Monitor Natashia Tidwell, a Boston attorney, told U.S. District Judge Catherine Perry that new police and municipal court policies are being established, but putting change into practice is happening too slowly.

“We have some concerns about the pace of implementations,” Tidwell told the judge.

The shooting death of 18-year-old Michael Brown, who was black and unarmed, by a white Ferguson officer in August 2014 put the St. Louis suburb under Justice Department scrutiny. While the officer, Darren Wilson, was cleared of wrongdoing and resigned in November 2014, a Justice Department investigation raised serious concerns about the way blacks are treated in Ferguson, a St. Louis suburb of about 20,000 people, about two-thirds of whom are black.

A consent agreement reached in 2016 requires significant changes that include municipal court reforms, community policing efforts, hiring more minority officers and improved policies in areas such as use of body cameras and search and seizure practices.

The city is relying too much on a single police official and one court employee to implement changes in their departments, Tidwell said. She also cited a need for a community outreach official, citing significant problems in communicating with residents. For example, a town hall meeting with the monitor team Monday night was sparsely attended because most residents didn’t know about it.

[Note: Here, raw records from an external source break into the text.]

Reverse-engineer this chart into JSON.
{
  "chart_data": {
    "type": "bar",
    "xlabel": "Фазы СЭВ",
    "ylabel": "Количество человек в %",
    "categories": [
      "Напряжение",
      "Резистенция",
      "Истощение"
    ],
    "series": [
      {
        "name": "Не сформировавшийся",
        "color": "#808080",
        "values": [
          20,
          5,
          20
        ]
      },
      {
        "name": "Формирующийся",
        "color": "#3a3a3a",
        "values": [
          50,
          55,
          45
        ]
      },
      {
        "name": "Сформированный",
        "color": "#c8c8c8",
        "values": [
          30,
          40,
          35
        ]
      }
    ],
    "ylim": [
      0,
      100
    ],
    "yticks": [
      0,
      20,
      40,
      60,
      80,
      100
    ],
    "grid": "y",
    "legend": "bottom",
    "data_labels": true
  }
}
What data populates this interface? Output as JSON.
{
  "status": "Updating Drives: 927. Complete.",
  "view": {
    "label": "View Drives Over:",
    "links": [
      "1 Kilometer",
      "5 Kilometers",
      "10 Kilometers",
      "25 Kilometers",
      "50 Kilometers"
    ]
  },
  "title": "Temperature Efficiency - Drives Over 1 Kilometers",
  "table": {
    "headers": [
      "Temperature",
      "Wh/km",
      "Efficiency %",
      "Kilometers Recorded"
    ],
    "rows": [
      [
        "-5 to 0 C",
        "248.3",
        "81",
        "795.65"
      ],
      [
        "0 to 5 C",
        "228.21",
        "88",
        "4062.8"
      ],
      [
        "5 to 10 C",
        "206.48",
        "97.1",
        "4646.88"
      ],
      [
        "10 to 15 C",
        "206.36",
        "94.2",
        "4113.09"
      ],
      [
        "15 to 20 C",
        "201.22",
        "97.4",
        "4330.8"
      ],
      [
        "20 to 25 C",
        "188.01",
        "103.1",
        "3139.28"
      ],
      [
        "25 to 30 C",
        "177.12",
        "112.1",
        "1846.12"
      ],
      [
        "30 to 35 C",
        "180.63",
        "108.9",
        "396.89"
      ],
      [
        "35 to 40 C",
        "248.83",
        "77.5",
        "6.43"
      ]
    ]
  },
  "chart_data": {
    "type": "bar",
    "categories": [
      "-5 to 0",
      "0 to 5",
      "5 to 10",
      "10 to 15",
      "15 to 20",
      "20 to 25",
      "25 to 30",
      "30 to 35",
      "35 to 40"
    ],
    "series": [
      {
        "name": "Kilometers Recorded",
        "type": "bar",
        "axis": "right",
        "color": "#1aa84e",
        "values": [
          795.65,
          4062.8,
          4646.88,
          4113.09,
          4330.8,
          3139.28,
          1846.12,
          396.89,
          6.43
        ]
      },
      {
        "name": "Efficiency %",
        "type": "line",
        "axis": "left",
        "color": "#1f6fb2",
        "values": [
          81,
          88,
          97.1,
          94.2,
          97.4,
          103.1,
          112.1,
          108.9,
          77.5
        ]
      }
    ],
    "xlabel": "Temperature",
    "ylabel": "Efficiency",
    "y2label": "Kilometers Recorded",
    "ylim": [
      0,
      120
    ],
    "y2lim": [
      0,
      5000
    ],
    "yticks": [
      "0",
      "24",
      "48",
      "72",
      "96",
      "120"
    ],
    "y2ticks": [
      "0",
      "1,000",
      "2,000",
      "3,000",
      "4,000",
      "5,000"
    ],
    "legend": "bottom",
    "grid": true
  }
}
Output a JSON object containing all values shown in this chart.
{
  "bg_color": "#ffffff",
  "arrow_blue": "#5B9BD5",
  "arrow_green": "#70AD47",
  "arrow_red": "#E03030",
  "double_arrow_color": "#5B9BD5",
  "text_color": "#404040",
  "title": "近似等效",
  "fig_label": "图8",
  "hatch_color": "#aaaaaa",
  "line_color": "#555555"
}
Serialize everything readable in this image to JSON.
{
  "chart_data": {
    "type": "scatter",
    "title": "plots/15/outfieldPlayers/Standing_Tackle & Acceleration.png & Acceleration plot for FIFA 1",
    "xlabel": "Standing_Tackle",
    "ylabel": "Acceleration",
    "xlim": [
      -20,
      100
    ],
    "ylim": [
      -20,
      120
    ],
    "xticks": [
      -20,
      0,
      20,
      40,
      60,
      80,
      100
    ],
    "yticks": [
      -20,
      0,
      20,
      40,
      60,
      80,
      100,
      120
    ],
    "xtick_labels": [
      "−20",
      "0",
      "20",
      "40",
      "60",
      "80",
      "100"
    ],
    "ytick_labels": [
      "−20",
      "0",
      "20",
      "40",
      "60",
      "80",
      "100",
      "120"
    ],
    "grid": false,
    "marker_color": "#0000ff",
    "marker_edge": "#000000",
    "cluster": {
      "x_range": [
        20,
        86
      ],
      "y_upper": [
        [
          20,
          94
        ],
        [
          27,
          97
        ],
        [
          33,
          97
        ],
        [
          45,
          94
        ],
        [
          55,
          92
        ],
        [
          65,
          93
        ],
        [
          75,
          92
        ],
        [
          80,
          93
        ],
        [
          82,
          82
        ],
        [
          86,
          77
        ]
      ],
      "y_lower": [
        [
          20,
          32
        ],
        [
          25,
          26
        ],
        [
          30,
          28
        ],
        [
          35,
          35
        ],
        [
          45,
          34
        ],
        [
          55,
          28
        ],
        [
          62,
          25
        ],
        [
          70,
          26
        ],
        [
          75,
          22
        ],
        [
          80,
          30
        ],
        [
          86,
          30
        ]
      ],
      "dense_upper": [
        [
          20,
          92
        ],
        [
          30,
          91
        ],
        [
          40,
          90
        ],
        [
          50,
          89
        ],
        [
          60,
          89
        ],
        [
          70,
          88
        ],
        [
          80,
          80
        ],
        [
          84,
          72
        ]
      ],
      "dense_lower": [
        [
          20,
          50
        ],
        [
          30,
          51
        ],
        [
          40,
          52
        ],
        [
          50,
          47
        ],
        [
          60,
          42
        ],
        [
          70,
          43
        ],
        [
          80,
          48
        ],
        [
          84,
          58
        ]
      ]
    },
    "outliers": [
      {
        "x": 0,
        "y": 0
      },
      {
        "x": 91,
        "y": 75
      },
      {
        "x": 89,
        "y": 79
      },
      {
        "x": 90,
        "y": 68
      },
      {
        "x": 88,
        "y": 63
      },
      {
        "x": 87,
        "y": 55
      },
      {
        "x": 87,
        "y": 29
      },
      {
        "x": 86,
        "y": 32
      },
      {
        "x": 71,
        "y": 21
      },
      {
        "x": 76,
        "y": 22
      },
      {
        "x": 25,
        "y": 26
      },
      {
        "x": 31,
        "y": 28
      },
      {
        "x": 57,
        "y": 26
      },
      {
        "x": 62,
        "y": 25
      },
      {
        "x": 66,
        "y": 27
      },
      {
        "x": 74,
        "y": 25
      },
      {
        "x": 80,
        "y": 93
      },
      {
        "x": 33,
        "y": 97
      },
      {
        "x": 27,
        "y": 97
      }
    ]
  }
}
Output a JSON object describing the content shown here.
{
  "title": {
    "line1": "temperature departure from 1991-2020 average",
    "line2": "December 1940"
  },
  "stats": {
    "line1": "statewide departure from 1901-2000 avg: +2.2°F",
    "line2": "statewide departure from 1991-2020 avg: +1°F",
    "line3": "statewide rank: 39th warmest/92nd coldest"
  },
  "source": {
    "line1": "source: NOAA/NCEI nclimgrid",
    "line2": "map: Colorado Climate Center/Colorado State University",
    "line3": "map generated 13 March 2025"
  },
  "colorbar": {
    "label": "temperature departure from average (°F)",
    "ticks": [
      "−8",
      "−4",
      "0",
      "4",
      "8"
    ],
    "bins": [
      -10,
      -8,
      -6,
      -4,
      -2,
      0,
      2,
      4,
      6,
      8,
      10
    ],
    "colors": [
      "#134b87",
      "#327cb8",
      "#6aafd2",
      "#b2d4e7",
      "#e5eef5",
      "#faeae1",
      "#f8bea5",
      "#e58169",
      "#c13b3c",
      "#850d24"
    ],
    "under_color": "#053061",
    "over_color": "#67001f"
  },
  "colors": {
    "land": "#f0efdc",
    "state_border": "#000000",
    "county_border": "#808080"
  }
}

Justice Department attorney Jude Volek took the blame for the Monday meeting, saying he failed to send out an email. But activists have cited concerns about meetings going unpublicized and difficulty in obtaining information on progress of reforms.

City Manager De’Carlon Seewood, speaking after the hearing, said he plans to recommend to the city council that a communications director be hired. He said a uniformed officer may be brought on to assist with implementing policy in the police department. A part-time law clerk may fit the need in the court system, he said.

Ferguson’s leadership has taken on a much more diverse look in the 3 1/2 years since Brown’s death. The city council that was mostly white in 2014 is now racially mixed. The white city manager, police chief and city attorney have all been replaced by black men.

A key effort under the consent agreement is an amnesty program for old court cases. Nearly 8,000 unresolved cases filed before Jan. 1, 2014, are being reviewed by Ferguson’s prosecutor. City Attorney Apollo Carey told the judge that of nearly 5,000 cases reviewed so far, 4,665 have been dismissed.

In general, only pre-2014 charges for more serious crimes such as assault, reckless endangerment or drunken driving will be pursued, though the agreement allows the prosecutor discretion to pursue an old case if it is in the interest of public safety.

Carey said the rest of the cases will be reviewed prior to the next status hearing in June.